The state of emergency imposed in Nelson and Tasman this week because of Cyclone Gita has been lifted.
A spokesman, Roger Ball, said the fuel conservation plan in Golden Bay remained in place, with a $30 fuel limit per vehicle per day.
Relief and welfare operations will continue for the next few days and six response teams are continuing welfare assessments in the Motueka, Riwaka and Brooklyn Valley areas.
The Transport Agency is expected to provide an update this evening on the Takaka Hill highway.
An air operator also said the queues of people waiting to get out of Golden Bay were now lessening.
Lisa Sheppard of Golden Bay Air said they had ferried 250 people out of Takaka since Wednesday.
She said hundreds queued at the Takaka air field over the past two days, and many were still waiting for a seat on a plane.
"And we've probably got a hundred still on the waitlist plus quite a few people now being in contact concerned about whether or not the hill will be open next week.
"We're hanging in there and people are getting to where they need to be."
She said others were finding a way out by boat.
Golden Bay is also rationing fuel after being cut off due to slips on Takaka Hill, the only road in and out of the town, after heavy rain from Cyclone Gita soaked the country on Tuesday.
Yesterday, two barges carrying groceries and other supplies reached Port Tarakohe, near Takaka.

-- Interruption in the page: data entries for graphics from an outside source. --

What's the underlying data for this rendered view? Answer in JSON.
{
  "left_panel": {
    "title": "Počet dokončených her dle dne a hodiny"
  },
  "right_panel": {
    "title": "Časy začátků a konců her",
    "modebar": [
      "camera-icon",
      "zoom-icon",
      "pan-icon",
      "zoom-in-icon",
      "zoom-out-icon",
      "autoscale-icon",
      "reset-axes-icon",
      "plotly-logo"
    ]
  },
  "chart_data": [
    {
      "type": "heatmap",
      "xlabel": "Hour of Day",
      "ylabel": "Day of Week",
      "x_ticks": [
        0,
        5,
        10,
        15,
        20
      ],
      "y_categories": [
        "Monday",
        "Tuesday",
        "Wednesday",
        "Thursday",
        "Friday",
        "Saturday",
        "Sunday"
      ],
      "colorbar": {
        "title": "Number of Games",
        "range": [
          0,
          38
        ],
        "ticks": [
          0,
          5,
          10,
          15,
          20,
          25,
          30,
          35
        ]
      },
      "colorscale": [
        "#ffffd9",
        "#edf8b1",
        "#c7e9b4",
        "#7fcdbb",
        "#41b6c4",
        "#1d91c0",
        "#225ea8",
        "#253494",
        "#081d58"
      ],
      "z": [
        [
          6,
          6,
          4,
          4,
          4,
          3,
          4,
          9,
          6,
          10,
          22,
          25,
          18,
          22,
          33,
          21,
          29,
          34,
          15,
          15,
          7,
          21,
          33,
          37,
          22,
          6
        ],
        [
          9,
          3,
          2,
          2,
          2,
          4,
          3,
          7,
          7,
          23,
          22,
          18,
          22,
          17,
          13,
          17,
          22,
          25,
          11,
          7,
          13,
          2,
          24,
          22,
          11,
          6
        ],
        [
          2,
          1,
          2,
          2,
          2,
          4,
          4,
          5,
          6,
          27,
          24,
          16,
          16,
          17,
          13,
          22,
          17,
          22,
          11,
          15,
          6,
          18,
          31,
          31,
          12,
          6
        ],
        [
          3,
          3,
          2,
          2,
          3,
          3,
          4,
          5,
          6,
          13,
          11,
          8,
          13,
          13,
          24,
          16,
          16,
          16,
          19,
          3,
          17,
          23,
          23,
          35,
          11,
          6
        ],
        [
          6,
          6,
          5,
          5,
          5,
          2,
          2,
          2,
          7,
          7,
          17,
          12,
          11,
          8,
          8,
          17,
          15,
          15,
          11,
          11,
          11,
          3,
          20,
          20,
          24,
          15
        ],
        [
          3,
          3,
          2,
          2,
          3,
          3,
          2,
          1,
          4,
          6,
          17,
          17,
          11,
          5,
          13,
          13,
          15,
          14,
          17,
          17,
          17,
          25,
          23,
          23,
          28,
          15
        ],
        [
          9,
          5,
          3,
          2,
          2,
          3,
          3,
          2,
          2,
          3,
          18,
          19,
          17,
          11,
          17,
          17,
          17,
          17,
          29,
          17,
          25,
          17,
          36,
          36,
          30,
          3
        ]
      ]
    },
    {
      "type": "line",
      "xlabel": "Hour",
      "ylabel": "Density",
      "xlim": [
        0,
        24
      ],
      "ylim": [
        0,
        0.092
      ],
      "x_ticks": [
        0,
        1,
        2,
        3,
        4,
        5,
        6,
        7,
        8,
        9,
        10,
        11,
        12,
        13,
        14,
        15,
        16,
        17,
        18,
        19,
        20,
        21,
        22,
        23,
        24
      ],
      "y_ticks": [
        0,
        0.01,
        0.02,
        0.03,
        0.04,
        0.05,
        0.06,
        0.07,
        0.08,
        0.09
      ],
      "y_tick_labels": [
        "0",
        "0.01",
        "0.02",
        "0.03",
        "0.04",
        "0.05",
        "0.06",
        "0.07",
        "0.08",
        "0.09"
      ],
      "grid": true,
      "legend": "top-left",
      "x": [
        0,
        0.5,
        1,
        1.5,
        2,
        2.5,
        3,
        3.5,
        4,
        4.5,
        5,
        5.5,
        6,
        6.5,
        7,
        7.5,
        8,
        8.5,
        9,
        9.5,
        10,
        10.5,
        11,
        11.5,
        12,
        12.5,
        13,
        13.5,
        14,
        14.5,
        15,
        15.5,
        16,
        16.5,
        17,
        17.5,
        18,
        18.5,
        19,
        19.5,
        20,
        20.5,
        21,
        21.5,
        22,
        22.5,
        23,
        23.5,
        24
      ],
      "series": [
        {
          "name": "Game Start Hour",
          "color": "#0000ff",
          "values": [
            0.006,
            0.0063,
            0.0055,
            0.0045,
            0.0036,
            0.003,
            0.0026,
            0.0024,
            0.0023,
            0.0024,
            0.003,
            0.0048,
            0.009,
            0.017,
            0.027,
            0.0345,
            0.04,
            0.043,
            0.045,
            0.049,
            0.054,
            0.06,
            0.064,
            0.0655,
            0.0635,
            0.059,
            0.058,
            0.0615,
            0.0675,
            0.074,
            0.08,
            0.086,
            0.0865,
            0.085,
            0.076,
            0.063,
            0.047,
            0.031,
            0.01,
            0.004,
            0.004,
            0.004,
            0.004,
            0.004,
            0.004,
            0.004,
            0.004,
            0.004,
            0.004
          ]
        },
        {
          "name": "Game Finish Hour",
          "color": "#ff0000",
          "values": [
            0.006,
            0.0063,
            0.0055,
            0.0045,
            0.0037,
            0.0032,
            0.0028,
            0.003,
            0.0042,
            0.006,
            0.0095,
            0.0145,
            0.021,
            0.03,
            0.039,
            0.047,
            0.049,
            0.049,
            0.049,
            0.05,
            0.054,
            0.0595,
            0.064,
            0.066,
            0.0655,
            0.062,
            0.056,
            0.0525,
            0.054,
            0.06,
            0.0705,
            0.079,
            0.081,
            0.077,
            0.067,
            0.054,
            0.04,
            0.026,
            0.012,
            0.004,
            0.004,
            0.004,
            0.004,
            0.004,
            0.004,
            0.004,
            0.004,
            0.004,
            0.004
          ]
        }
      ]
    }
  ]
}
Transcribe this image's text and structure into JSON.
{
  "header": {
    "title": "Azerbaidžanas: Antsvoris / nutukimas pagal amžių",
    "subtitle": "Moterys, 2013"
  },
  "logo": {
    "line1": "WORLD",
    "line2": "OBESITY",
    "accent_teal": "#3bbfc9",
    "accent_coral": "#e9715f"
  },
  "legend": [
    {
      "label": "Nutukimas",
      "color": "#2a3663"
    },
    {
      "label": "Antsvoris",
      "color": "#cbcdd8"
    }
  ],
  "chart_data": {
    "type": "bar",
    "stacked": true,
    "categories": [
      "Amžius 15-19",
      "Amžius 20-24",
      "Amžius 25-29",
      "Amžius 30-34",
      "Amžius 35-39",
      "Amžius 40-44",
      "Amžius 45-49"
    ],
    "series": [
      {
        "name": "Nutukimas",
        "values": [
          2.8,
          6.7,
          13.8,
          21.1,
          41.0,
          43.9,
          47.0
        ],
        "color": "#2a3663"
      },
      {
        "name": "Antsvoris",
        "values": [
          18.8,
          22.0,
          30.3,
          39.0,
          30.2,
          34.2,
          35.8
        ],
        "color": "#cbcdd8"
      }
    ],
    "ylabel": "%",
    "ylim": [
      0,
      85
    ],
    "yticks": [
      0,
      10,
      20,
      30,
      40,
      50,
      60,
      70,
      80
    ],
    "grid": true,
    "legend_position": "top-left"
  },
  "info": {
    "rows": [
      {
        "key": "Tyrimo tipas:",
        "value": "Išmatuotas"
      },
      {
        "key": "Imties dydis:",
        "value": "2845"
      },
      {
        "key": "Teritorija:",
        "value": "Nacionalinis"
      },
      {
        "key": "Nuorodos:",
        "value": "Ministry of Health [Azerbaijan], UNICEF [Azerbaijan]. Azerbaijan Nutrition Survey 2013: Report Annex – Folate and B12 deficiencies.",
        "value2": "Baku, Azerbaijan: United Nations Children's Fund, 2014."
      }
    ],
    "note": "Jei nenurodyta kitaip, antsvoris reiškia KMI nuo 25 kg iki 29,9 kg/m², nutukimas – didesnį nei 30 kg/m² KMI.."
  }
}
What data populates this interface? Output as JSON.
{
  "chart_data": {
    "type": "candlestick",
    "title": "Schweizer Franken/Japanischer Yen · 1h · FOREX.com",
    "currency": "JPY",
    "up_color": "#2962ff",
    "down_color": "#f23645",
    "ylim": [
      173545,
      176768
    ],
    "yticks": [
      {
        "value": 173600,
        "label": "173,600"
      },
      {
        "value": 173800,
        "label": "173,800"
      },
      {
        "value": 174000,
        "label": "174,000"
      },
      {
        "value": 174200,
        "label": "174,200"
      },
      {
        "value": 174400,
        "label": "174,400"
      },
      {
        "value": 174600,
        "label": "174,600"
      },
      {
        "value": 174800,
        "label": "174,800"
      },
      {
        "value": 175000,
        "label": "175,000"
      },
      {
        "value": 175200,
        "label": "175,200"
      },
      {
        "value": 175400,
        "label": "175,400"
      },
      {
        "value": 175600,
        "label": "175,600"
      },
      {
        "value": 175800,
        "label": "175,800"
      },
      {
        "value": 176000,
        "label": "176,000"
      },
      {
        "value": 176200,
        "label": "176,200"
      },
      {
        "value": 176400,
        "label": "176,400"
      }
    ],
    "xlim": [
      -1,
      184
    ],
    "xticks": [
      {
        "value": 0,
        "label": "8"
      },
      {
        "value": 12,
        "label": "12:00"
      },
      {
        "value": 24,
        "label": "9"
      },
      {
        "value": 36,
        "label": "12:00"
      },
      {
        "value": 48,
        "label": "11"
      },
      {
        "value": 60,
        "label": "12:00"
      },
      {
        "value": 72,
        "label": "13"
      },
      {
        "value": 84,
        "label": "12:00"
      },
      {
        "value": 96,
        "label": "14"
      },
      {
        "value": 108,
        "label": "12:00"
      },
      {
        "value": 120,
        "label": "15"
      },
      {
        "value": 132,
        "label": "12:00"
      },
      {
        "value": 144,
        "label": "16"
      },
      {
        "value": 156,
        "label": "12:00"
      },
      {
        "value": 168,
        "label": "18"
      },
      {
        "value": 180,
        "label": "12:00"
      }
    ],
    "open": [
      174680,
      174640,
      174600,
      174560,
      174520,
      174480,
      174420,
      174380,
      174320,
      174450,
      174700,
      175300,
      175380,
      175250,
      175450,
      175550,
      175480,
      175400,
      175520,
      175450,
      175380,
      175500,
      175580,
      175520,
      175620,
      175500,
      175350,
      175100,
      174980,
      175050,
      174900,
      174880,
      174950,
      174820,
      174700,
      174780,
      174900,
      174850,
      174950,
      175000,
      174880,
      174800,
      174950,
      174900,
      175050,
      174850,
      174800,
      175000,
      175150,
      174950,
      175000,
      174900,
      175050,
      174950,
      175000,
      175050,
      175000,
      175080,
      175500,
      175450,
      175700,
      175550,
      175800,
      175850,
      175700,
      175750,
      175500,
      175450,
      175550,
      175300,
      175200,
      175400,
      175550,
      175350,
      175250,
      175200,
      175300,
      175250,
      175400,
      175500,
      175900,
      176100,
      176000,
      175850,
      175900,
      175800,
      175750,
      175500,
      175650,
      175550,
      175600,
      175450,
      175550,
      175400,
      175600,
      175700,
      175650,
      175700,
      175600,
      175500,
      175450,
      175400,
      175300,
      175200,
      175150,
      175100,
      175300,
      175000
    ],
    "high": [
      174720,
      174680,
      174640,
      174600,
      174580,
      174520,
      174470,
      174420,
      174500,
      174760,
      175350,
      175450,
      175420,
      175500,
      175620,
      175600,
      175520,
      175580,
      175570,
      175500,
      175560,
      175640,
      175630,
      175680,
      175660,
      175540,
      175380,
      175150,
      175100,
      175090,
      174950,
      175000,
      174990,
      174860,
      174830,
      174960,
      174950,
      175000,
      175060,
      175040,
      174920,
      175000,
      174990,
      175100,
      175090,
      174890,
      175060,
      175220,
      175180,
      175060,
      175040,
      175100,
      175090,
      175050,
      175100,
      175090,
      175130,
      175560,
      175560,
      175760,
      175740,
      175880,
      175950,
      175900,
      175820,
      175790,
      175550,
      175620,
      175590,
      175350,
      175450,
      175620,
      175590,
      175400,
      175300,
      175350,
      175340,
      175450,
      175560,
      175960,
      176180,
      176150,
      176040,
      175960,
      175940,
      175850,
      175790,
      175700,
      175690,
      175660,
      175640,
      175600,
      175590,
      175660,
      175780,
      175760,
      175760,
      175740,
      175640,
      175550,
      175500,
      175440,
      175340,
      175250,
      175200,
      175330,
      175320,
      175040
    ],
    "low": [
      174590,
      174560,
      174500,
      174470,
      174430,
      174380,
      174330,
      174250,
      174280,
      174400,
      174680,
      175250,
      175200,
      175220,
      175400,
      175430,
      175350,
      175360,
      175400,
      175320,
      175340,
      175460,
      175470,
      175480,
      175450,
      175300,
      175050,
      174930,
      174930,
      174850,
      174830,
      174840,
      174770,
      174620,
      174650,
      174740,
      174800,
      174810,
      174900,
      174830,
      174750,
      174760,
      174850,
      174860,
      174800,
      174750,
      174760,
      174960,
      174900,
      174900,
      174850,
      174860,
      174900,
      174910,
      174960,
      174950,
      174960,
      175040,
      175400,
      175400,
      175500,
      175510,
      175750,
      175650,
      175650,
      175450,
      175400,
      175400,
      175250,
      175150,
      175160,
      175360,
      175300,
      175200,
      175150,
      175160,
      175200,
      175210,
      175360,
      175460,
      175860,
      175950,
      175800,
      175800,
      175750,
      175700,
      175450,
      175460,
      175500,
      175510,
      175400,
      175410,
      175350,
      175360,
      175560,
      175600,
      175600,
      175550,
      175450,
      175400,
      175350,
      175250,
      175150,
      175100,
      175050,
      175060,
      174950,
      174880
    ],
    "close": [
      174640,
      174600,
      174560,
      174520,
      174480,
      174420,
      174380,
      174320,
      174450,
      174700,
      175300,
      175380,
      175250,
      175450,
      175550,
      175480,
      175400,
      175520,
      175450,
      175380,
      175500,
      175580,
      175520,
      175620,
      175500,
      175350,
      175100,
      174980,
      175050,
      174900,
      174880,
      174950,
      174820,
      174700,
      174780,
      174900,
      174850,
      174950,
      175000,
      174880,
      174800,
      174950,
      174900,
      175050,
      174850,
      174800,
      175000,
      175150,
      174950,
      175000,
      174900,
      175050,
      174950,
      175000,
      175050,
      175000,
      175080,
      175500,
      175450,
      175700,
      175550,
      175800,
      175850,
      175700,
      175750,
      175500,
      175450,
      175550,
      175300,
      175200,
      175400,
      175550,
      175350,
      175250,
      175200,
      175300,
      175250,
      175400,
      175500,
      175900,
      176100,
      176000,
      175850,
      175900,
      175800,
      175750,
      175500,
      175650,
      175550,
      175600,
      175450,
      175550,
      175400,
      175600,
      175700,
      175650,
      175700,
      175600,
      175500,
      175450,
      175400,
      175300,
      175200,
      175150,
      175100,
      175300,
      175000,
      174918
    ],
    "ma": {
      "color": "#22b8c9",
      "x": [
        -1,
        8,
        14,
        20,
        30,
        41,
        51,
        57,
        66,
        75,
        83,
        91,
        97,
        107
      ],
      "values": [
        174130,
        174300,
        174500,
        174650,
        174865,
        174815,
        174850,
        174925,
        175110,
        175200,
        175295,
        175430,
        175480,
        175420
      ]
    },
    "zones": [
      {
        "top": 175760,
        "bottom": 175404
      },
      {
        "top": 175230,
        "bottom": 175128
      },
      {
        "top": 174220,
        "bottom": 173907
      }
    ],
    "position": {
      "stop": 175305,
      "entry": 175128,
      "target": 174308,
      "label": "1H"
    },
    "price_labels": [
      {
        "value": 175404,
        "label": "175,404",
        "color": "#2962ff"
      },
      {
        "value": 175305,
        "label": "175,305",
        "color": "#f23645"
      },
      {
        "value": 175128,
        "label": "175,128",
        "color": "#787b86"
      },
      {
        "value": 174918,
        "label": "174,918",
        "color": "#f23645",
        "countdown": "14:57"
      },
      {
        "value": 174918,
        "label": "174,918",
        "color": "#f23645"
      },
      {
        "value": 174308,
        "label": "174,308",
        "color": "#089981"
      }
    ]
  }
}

But the delivery did not include petrol, which is starting to worry business owners who are rationing their stock.
Tourists are also starting to worry about the fuel shortage and road closure but many have already left by light aircraft or a water taxi.
Civil Defence yesterday said the limited supply of fuel is being managed with a $30 daily restriction per vehicle per day, exempting emergency services and volunteers helping with the recovery.
But good news may be in sight after Maritime New Zealand granted permission for a commercial barge to bring petrol and gas into the port.
Under its operating certificate, the barge is not normally allowed to carry dangerous goods.
Nelson-Tasman Civil Defence Controller Roger Ball said the availability of the barge was good news.
He said some gas may have already been sent on a barge last night as restaurants and campgrounds are running low.
Food supplies and toilet paper were also running low before the barges arrived.